Nancy didn’t go to the same high school as Paco, something he knew immediately when he saw her red hair; she was a guera, someone who was Mexican but looked white. The two quickly start dating and fall profoundly in love, a connection far deeper than typical teenage infatuation. They come from distant worlds, though—Paco is an altar boy with a keenly inquisitive theological mind; his closest friend is a priest; and he intends to enter a seminary one day. Nancy comes from a family with connections to the nefarious underworld of crime.

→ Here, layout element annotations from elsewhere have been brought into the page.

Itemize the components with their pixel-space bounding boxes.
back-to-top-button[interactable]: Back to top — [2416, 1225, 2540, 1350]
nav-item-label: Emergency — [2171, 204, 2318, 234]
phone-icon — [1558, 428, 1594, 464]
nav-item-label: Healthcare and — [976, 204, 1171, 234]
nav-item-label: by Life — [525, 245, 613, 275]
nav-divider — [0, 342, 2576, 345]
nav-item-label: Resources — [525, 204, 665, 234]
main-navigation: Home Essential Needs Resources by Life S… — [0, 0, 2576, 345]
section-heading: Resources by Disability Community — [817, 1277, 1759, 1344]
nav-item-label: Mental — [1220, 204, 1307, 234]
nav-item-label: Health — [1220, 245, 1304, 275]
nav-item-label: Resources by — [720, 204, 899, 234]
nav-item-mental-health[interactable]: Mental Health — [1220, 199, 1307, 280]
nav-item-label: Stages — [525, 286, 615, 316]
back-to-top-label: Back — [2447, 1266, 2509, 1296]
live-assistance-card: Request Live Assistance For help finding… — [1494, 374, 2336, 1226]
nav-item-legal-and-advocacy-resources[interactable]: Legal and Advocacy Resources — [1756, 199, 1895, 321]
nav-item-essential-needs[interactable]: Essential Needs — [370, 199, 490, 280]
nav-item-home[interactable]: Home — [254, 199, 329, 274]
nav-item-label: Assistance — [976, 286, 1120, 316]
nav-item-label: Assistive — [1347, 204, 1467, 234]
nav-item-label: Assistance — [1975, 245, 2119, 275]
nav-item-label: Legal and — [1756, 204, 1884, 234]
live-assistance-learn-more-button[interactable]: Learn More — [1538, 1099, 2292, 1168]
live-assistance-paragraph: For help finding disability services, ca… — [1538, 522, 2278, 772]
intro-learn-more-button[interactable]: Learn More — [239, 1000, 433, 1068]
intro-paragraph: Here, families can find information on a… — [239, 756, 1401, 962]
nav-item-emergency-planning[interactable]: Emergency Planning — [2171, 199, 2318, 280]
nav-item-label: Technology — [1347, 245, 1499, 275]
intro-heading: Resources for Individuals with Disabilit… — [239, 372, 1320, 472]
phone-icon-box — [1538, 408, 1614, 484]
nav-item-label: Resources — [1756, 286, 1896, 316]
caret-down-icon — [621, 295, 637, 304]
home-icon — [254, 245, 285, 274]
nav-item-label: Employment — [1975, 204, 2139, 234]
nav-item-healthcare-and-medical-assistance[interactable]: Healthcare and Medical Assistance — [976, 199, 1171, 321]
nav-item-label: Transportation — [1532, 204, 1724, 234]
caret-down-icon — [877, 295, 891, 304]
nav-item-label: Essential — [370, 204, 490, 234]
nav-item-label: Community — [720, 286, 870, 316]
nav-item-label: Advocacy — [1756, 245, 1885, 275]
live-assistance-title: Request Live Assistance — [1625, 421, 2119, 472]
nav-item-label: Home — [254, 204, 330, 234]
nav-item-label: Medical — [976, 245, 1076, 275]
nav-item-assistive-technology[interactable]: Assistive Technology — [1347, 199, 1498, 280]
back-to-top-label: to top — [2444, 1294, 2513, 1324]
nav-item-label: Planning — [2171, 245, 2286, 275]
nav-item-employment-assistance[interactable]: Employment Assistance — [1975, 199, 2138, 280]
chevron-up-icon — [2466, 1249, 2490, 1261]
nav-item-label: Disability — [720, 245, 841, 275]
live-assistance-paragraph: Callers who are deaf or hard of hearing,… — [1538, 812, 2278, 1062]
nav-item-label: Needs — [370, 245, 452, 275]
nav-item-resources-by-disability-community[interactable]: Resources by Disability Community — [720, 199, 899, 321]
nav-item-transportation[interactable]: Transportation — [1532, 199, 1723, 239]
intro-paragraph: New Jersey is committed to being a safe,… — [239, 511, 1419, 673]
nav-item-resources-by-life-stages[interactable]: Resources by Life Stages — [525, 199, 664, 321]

She was once a shiftless teen addicted to meth, and now she rejects mainstream Roman Catholicism in favor of Santa Muerte, a cult saint adopted by many Mexicans in explicit rejection of a Christianity they feel was imposed by European imperialists. Paco has no trouble accepting her sordid past but wrestles with what he sees as a lack of spiritual devotion and the possibility that his love for Nancy forecloses any attempt to fully answer his religious calling. Nancy, on the other hand, is frustrated that Paco thoughtlessly accepts a religious heritage foisted upon his people and interprets his attachment to it as evidence of intellectual dogmatism. Huerta (Broken Brain: Surviving a Traumatic Brain Injury, 2014) starts his engrossing novel by revealing that Nancy somehow died and that Paco left. Now a priest has come to town to investigate the case, though it’s initially unclear why. An acquaintance of Paco’s from school—Esteban—relates the story to Father Willy, who is apparently intent on discerning whether Paco’s devotion to Catholicism survived the loss of his love. Huerta adroitly explores the racial and cultural schisms that characterize the Mexican community—a history of miscegenation and colonial conquest necessarily produced a diffuse cultural identity. He also deftly captures without sentimentality a world caught between squalor and spirituality, where both degradation and transcendence are equally possible.
A thoughtful, moving tale about adolescent love and spirituality.